There’s only one problem, though, for politicians attempting to use Between Two Ferns appearances and BuzzFeed interviews to woo younger voters: Most millennials simply aren’t politically active.
The Tufts University civic engagement center, CIRCLE, reports that in the 2014 midterm elections, turnout among millennial voters was the lowest ever recorded. Less than 20 percent of 18- to 29-year-olds voted, compared with 26.6 percent in past midterm elections.
One reason for this may be millennials’ negative views of government. In a poll from Harvard University’s Institute of Politics, only 36 percent of respondents said they trusted the president to do the right thing all or most of the time.

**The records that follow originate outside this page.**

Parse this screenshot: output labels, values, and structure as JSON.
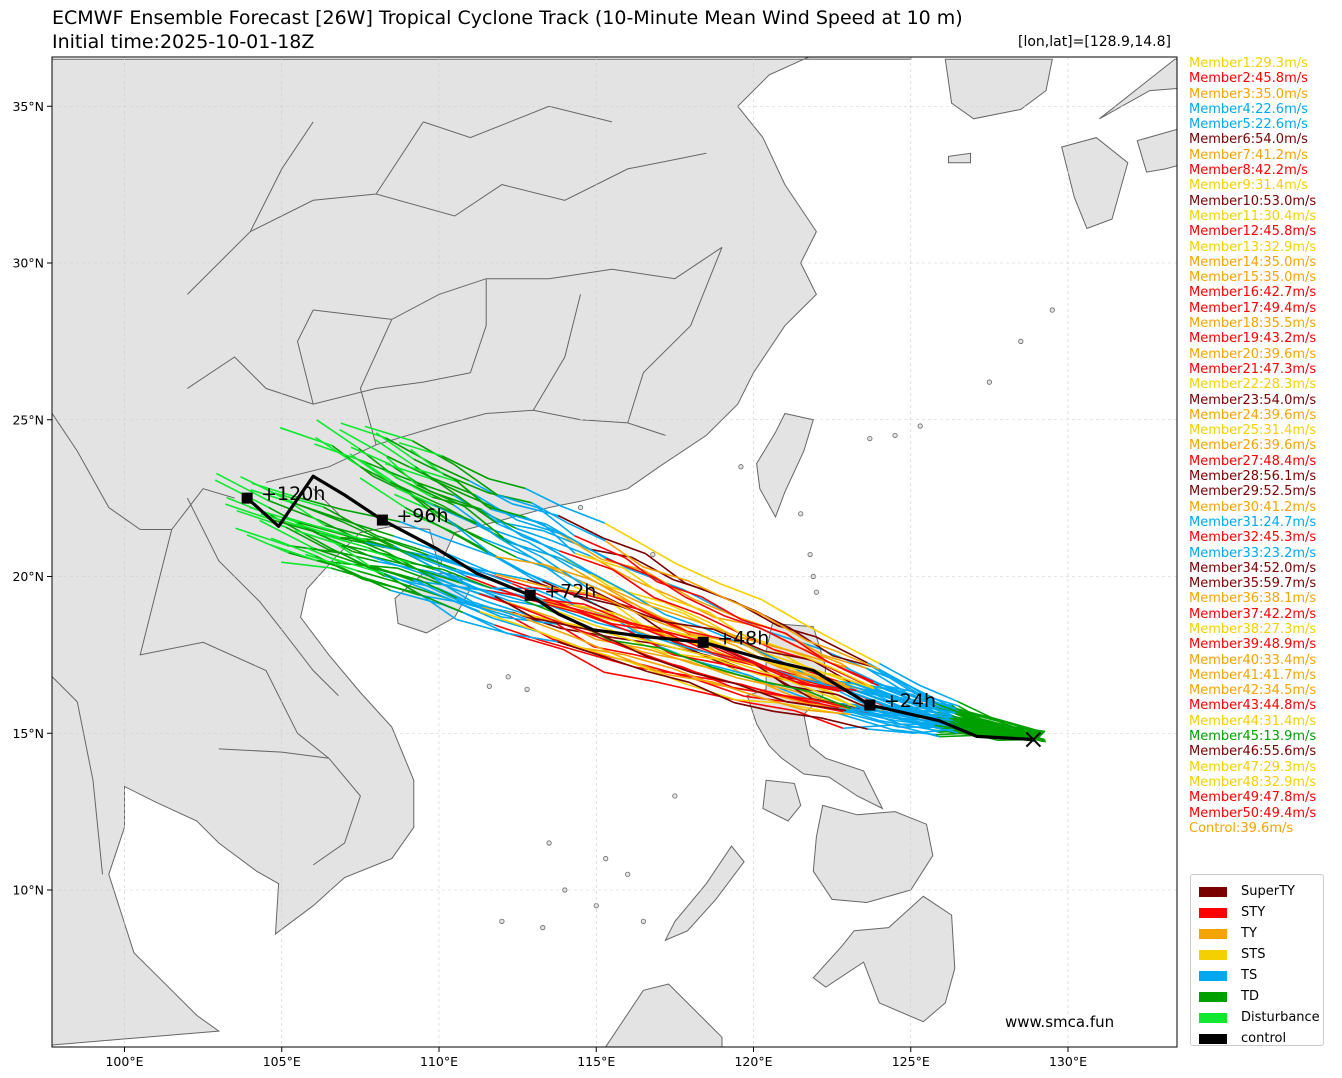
{
  "title": "ECMWF Ensemble Forecast [26W] Tropical Cyclone Track (10-Minute Mean Wind Speed at 10 m)",
  "subtitle": "Initial time:2025-10-01-18Z",
  "lonlat": "[lon,lat]=[128.9,14.8]",
  "watermark": "www.smca.fun",
  "colors": {
    "SuperTY": "#7a0000",
    "STY": "#ff0000",
    "TY": "#f5a300",
    "STS": "#f5d000",
    "TS": "#00a8f0",
    "TD": "#00a000",
    "Disturbance": "#10e830",
    "control": "#000000",
    "land": "#e3e3e3",
    "coast": "#666666"
  },
  "axes": {
    "lon_ticks": [
      "100°E",
      "105°E",
      "110°E",
      "115°E",
      "120°E",
      "125°E",
      "130°E"
    ],
    "lat_ticks": [
      "10°N",
      "15°N",
      "20°N",
      "25°N",
      "30°N",
      "35°N"
    ]
  },
  "members": [
    {
      "label": "Member1:29.3m/s",
      "cat": "STS"
    },
    {
      "label": "Member2:45.8m/s",
      "cat": "STY"
    },
    {
      "label": "Member3:35.0m/s",
      "cat": "TY"
    },
    {
      "label": "Member4:22.6m/s",
      "cat": "TS"
    },
    {
      "label": "Member5:22.6m/s",
      "cat": "TS"
    },
    {
      "label": "Member6:54.0m/s",
      "cat": "SuperTY"
    },
    {
      "label": "Member7:41.2m/s",
      "cat": "TY"
    },
    {
      "label": "Member8:42.2m/s",
      "cat": "STY"
    },
    {
      "label": "Member9:31.4m/s",
      "cat": "STS"
    },
    {
      "label": "Member10:53.0m/s",
      "cat": "SuperTY"
    },
    {
      "label": "Member11:30.4m/s",
      "cat": "STS"
    },
    {
      "label": "Member12:45.8m/s",
      "cat": "STY"
    },
    {
      "label": "Member13:32.9m/s",
      "cat": "STS"
    },
    {
      "label": "Member14:35.0m/s",
      "cat": "TY"
    },
    {
      "label": "Member15:35.0m/s",
      "cat": "TY"
    },
    {
      "label": "Member16:42.7m/s",
      "cat": "STY"
    },
    {
      "label": "Member17:49.4m/s",
      "cat": "STY"
    },
    {
      "label": "Member18:35.5m/s",
      "cat": "TY"
    },
    {
      "label": "Member19:43.2m/s",
      "cat": "STY"
    },
    {
      "label": "Member20:39.6m/s",
      "cat": "TY"
    },
    {
      "label": "Member21:47.3m/s",
      "cat": "STY"
    },
    {
      "label": "Member22:28.3m/s",
      "cat": "STS"
    },
    {
      "label": "Member23:54.0m/s",
      "cat": "SuperTY"
    },
    {
      "label": "Member24:39.6m/s",
      "cat": "TY"
    },
    {
      "label": "Member25:31.4m/s",
      "cat": "STS"
    },
    {
      "label": "Member26:39.6m/s",
      "cat": "TY"
    },
    {
      "label": "Member27:48.4m/s",
      "cat": "STY"
    },
    {
      "label": "Member28:56.1m/s",
      "cat": "SuperTY"
    },
    {
      "label": "Member29:52.5m/s",
      "cat": "SuperTY"
    },
    {
      "label": "Member30:41.2m/s",
      "cat": "TY"
    },
    {
      "label": "Member31:24.7m/s",
      "cat": "TS"
    },
    {
      "label": "Member32:45.3m/s",
      "cat": "STY"
    },
    {
      "label": "Member33:23.2m/s",
      "cat": "TS"
    },
    {
      "label": "Member34:52.0m/s",
      "cat": "SuperTY"
    },
    {
      "label": "Member35:59.7m/s",
      "cat": "SuperTY"
    },
    {
      "label": "Member36:38.1m/s",
      "cat": "TY"
    },
    {
      "label": "Member37:42.2m/s",
      "cat": "STY"
    },
    {
      "label": "Member38:27.3m/s",
      "cat": "STS"
    },
    {
      "label": "Member39:48.9m/s",
      "cat": "STY"
    },
    {
      "label": "Member40:33.4m/s",
      "cat": "TY"
    },
    {
      "label": "Member41:41.7m/s",
      "cat": "TY"
    },
    {
      "label": "Member42:34.5m/s",
      "cat": "TY"
    },
    {
      "label": "Member43:44.8m/s",
      "cat": "STY"
    },
    {
      "label": "Member44:31.4m/s",
      "cat": "STS"
    },
    {
      "label": "Member45:13.9m/s",
      "cat": "TD"
    },
    {
      "label": "Member46:55.6m/s",
      "cat": "SuperTY"
    },
    {
      "label": "Member47:29.3m/s",
      "cat": "STS"
    },
    {
      "label": "Member48:32.9m/s",
      "cat": "STS"
    },
    {
      "label": "Member49:47.8m/s",
      "cat": "STY"
    },
    {
      "label": "Member50:49.4m/s",
      "cat": "STY"
    },
    {
      "label": "Control:39.6m/s",
      "cat": "TY"
    }
  ],
  "legend": [
    {
      "label": "SuperTY",
      "cat": "SuperTY"
    },
    {
      "label": "STY",
      "cat": "STY"
    },
    {
      "label": "TY",
      "cat": "TY"
    },
    {
      "label": "STS",
      "cat": "STS"
    },
    {
      "label": "TS",
      "cat": "TS"
    },
    {
      "label": "TD",
      "cat": "TD"
    },
    {
      "label": "Disturbance",
      "cat": "Disturbance"
    },
    {
      "label": "control",
      "cat": "control"
    }
  ],
  "control_track": [
    [
      128.9,
      14.8
    ],
    [
      127.1,
      14.9
    ],
    [
      125.9,
      15.4
    ],
    [
      123.7,
      15.9
    ],
    [
      121.9,
      17.0
    ],
    [
      120.2,
      17.4
    ],
    [
      118.4,
      17.9
    ],
    [
      116.4,
      18.1
    ],
    [
      114.9,
      18.3
    ],
    [
      113.8,
      18.8
    ],
    [
      112.9,
      19.4
    ],
    [
      111.2,
      20.1
    ],
    [
      109.9,
      20.9
    ],
    [
      108.2,
      21.8
    ],
    [
      107.0,
      22.6
    ],
    [
      106.0,
      23.2
    ],
    [
      104.9,
      21.6
    ],
    [
      103.9,
      22.5
    ]
  ],
  "hour_markers": [
    {
      "label": "+24h",
      "lon": 123.7,
      "lat": 15.9
    },
    {
      "label": "+48h",
      "lon": 118.4,
      "lat": 17.9
    },
    {
      "label": "+72h",
      "lon": 112.9,
      "lat": 19.4
    },
    {
      "label": "+96h",
      "lon": 108.2,
      "lat": 21.8
    },
    {
      "label": "+120h",
      "lon": 103.9,
      "lat": 22.5
    }
  ]
}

But elections are about more than individual leaders. For Hunter Baker, a professor of political science at Union University in Jackson, Tennessee, Christian millennials’ passion for cultural change should drive them to vote. For Christians, Baker says, political participation can be especially important as a way to promote thoughtful, godly viewpoints on things like life issues, religious liberty and human dignity.
“[Evangelicals] have to engage fully with the broader society, including with regard to politics,” Baker says. “Our politics should reflect godly priorities.”
With the U.S. presidential elections coming up, millennials should be the demographic that decides the next leader of the free world—that is, if they actually show up to the polls.